Literalmente, foi um milagre físico que demonstrou a divindade de Jesus — Ele tem autoridade sobre a criação. Simbolicamente, representa que Jesus não está sujeito às circunstâncias que nos afligem. O “mar” que nos açoita está sob os pés dEle. Para a Igreja em tempos de tribulação, isso é encorajamento: as forças que nos atacam não têm poder sobre nosso Senhor.

3. Por que os discípulos não reconheceram Jesus imediatamente?

Era noite escura, eles estavam exaustos e assustados, e a última coisa que esperavam ver era alguém andando sobre a água. Além disso, estavam condicionados a esperar ajuda de forma natural — talvez outro barco. Quando Jesus veio de forma sobrenatural, não O reconheceram. Isso nos ensina que às vezes não percebemos a resposta de Deus porque ela vem de forma inesperada.

4. Este texto tem aplicação escatológica sobre a vinda de Cristo?

Sim, muitos estudiosos veem paralelos legítimos. Os discípulos estavam em tribulação, esperando Jesus que viria do “monte” (onde orava). Ele veio na hora mais escura, andando sobre o caos. Da mesma forma, a Igreja enfrenta tribulação, espera Jesus que está nos céus, e Ele virá quando menos esperamos. O texto não é primariamente escatológico, mas a aplicação é válida: Jesus virá para Sua Igreja, mesmo quando tudo parecer contrário.

5. Qual a lição do episódio de Pedro andando sobre as águas?

Pedro pediu para ir ao encontro de Jesus sobre a água, e Jesus permitiu. Pedro andou enquanto olhava para Jesus; começou a afundar quando olhou para o vento. Jesus o segurou e disse: “Homem de pouca fé, por que duvidaste?” A lição é clara: a fé que mantém os olhos em Jesus sustenta; a fé que se distrai com as circunstâncias afunda. Mas mesmo quando afundamos, Jesus estende a mão.


Conclusão

O barco estava sendo açoitado. O vento era contrário. A noite era escura. Jesus parecia distante.

Mas Ele não estava. Ele os via do monte. Ele orava por eles. E na hora mais crítica — a quarta vigília, quando toda esperança parecia perdida — Ele veio.

E veio de forma que ninguém esperava: andando sobre as águas.

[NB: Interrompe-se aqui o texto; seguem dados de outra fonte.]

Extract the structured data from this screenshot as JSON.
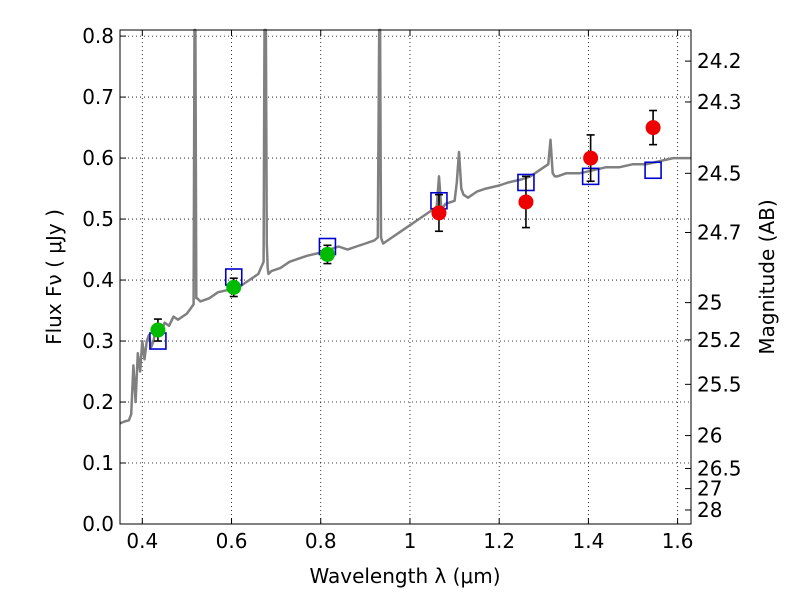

O mar que ameaçava os discípulos era chão para Jesus. As ondas que os açoitavam estavam sob os pés do Mestre. E quando Ele entrou no barco, o vento cessou.

Essa é a mensagem para quem está enfrentando ventos contrários. Para quem está cansado de remar sem avançar. Para quem está na quarta vigília, quase desistindo.

Jesus sabe onde você está. Ele te vê. E Ele virá.

Pode ser na sua crise pessoal — uma doença, uma perda, uma luta familiar. Jesus vem até os Seus no momento certo.

Pode ser na Sua vinda final — quando a Igreja estiver no auge da tribulação, quando tudo parecer contrário, quando o mundo disser que o Evangelho acabou. Jesus virá andando sobre o caos, buscando os Seus.

Em ambos os casos, a ordem é a mesma: não saia do barco.

Os que abandonaram a travessia perderam o encontro com Jesus. Os que permaneceram viram o milagre.

Continue remando, mesmo cansado. Continue crendo, mesmo na escuridão. Continue no barco, mesmo quando o vento for contrário.

Porque na hora mais escura, Jesus aparece. E quando Ele entra no barco, a tempestade para.

“Tende bom ânimo, sou eu, não temais.”


💬 Citação para Reflexão

“A quarta vigília é a prova da fé. Deus não está atrasado — está esperando o momento certo. E quando Ele vem, não vem remando com você; vem andando sobre o que você temia. O mar que te açoita é chão para Ele. Aguenta mais um pouco. O amanhecer está perto.”